【ソフトバンク】柳田の目には、常人には見えない「何か」が見えている!?

ソフトバンク・柳田
ソフトバンク・柳田

 時に本気なのか、冗談なのかが分からなくなる。ソフトバンク・柳田悠岐外野手(31)には、常人の記者には見えていない「何か」が、見えているのかも知れない。プロ入り2年目の12年からの付き合いになるが、いつも飾らない“ぶっちゃけトーク”で楽しませてくれる。福岡市内で先日行われたイベントでも、ファンを喜ばせていた。

 開口一番、「ハナキン(花の金曜日)なのに、こんなに集まってくれて。みなさん、他に用事ないんですか?」と始まったトークショー。昨年まで2年間務めた選手会長についての話題で、「このへんに、何かいましたもん」と頭の後方を指さした。「鏡見たら、『また、おるわ』と。僕には見えてました。今はいなくなりました」と、真顔で“霊的”な話をしたかと思えば、正月のおみくじは2度も引いたといい出した。結果は微妙な「小吉と中吉」。しかし昨年は4月に左膝裏の腱(けん)を断裂。

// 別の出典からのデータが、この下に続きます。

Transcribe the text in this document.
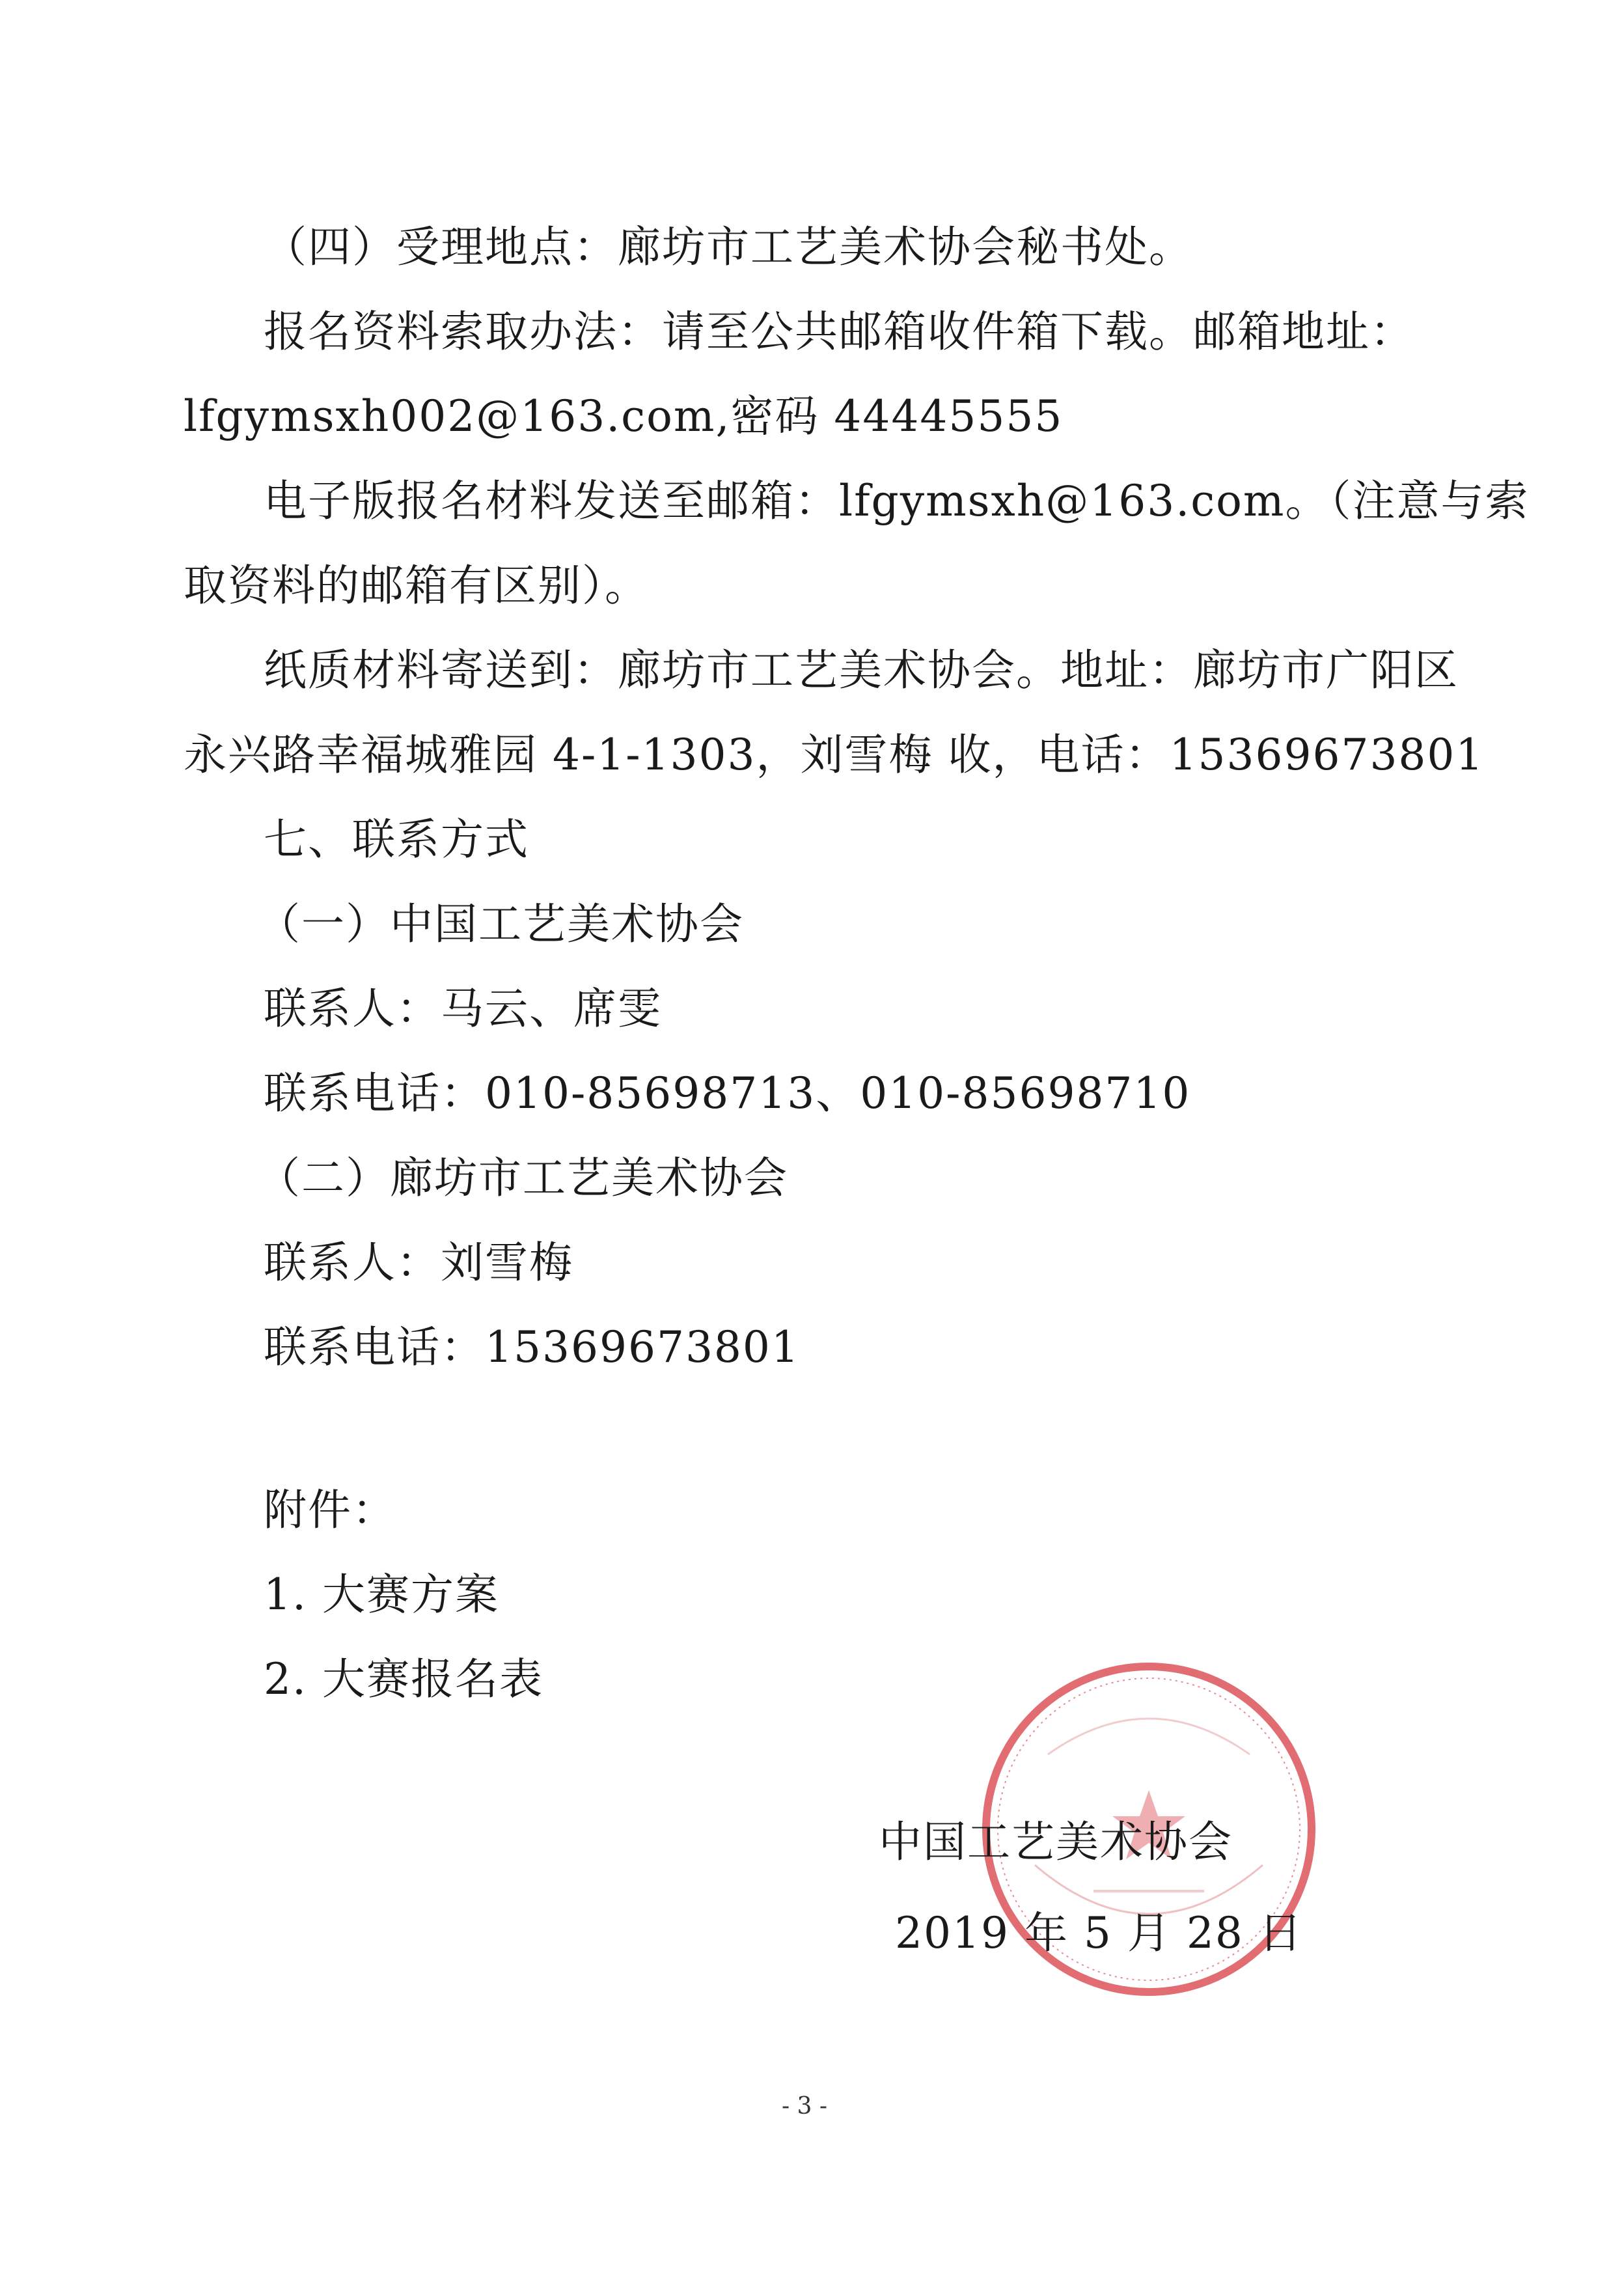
（四）受理地点：廊坊市工艺美术协会秘书处。
报名资料索取办法：请至公共邮箱收件箱下载。邮箱地址：
lfgymsxh002@163.com,密码 44445555
电子版报名材料发送至邮箱：lfgymsxh@163.com。（注意与索
取资料的邮箱有区别）。
纸质材料寄送到：廊坊市工艺美术协会。地址：廊坊市广阳区
永兴路幸福城雅园 4-1-1303，刘雪梅 收，电话：15369673801
七、联系方式
（一）中国工艺美术协会
联系人：马云、席雯
联系电话：010-85698713、010-85698710
（二）廊坊市工艺美术协会
联系人：刘雪梅
联系电话：15369673801
附件：
1. 大赛方案
2. 大赛报名表
中国工艺美术协会
2019 年 5 月 28 日
- 3 -
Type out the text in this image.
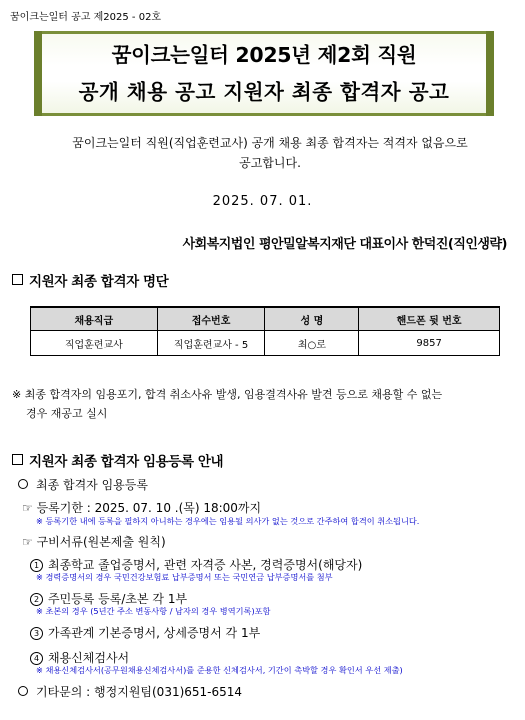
꿈이크는일터 공고 제2025 - 02호
꿈이크는일터 2025년 제2회 직원
공개 채용 공고 지원자 최종 합격자 공고
꿈이크는일터 직원(직업훈련교사) 공개 채용 최종 합격자는 적격자 없음으로
공고합니다.
2025. 07. 01.
사회복지법인 평안밀알복지재단 대표이사 한덕진(직인생략)
지원자 최종 합격자 명단
채용직급	접수번호	성 명	핸드폰 뒷 번호
직업훈련교사	직업훈련교사 - 5	최○로	9857
※ 최종 합격자의 임용포기, 합격 취소사유 발생, 임용결격사유 발견 등으로 채용할 수 없는
경우 재공고 실시
지원자 최종 합격자 임용등록 안내
최종 합격자 임용등록
☞ 등록기한 : 2025. 07. 10 .(목) 18:00까지
※ 등록기한 내에 등록을 필하지 아니하는 경우에는 임용될 의사가 없는 것으로 간주하여 합격이 취소됩니다.
☞ 구비서류(원본제출 원칙)
1 최종학교 졸업증명서, 관련 자격증 사본, 경력증명서(해당자)
※ 경력증명서의 경우 국민건강보험료 납부증명서 또는 국민연금 납부증명서를 첨부
2 주민등록 등록/초본 각 1부
※ 초본의 경우 (5년간 주소 변동사항 / 남자의 경우 병역기록)포함
3 가족관계 기본증명서, 상세증명서 각 1부
4 채용신체검사서
※ 채용신체검사서(공무원채용신체검사서)를 준용한 신체검사서, 기간이 촉박할 경우 확인서 우선 제출)
기타문의 : 행정지원팀(031)651-6514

復帰後もオフに手術することになるほど苦しんだ右肘痛を抱えたため、「昨年は大吉だったので、今年は良かったかな」と喜んだ。

 柳田は、この手のオカルト的な話が好きだ。ヒーローになった際、「運が良かった」「野球の神様」などと発言することが多い。とは言え、すべてを運や神に委ねている訳ではない。

 週に6試合、年間143試合も戦うプロ野球で、柳田はチームの主軸を任され、勝敗の責任を負う立場だ。打つために練習、準備をしても結果が出ない時もある―。打率3割で一流とされる打者としてある種の「割り切り」をするために、行き着いた“境地”だと聞いたことがある。「甘いボール(柳田の場合、そのゾーンが広いが)しか打てない」が持論。その「運」「神様」=「甘いボール」を引き寄せるため、日々の努力を惜しまない。

 昨年の故障で、海外FA権の取得が1年先延ばしになったことを「運命」と受け入れ、メジャー挑戦の夢を諦めて今年からの7年契約を結んだ。「生涯タカ」を決断した柳田。仮にメジャーに挑戦した場合、通訳を介して“ギータ節”の魅力は伝わりにくかっただろう。今後も独特の話術で、日本球界を沸かせて欲しい。